Getting in trouble with police often seems like a nightmare no one wants to encounter in real life. Unfortunately, many North Carolina residents could find themselves stopped, questioned or even arrested by police for various reasons, some of which may not feel completely valid. Nonetheless, if you have found yourself taken into police custody and have had criminal charges brought against you, your life has likely gotten more complicated.
Perhaps you thought you and your friends were simply having some fun by showing off your artistic side with spray paint. You may have thought that others would even appreciate the artistic integrity of your work. However, that may not have been the case, and property owners and police may have considered your work vandalism, resulting in your arrest.
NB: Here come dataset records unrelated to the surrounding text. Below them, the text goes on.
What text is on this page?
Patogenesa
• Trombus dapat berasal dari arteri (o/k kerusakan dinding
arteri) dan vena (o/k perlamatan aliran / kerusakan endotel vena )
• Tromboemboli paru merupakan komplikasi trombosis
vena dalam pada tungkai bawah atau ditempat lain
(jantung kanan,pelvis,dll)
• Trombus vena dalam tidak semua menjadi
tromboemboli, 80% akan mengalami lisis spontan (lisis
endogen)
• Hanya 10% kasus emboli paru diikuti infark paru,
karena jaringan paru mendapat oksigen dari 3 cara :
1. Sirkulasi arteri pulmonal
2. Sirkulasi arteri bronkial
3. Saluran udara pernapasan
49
Graffiti and vandalism charges in North Carolina
Under state law, graffiti often falls under the headings of vandalism and property damage when the markings are made without permission. In particular, the state has specific stipulations regarding the damaging or altering of objects of remembrance, such as monuments, caves and caverns. Commonly, the law considers vandalism a Class 1 misdemeanor that could result in minimal penalties of at least $500 in fines and 24 hours of community service. In regard to vandalism of caves, authorities may bring a Class 3 misdemeanor charge against you.
Of course, the chance exists that more serious penalties could result, particularly if the situation becomes a Class H felony, which could apply under the following circumstances:
- You already have two or more previous convictions for such offenses.
- The incident that resulted in a second conviction occurred after you already faced one conviction for similar offenses.
- The current charges you face occurred after at least a second conviction for similar offenses.
Even a conviction for a misdemeanor charge could have lasting effects on your life, so you undoubtedly do not want to simply accept the allegations. Instead, you may find it helpful to gain reliable and applicable information about your available criminal defense options. Having this information may allow you to determine which possible defense routes you may feel most comfortable using as your case moves forward. Ignoring criminal charges of any kind will not work in your favor, and addressing the matter head-on may be worthwhile for you.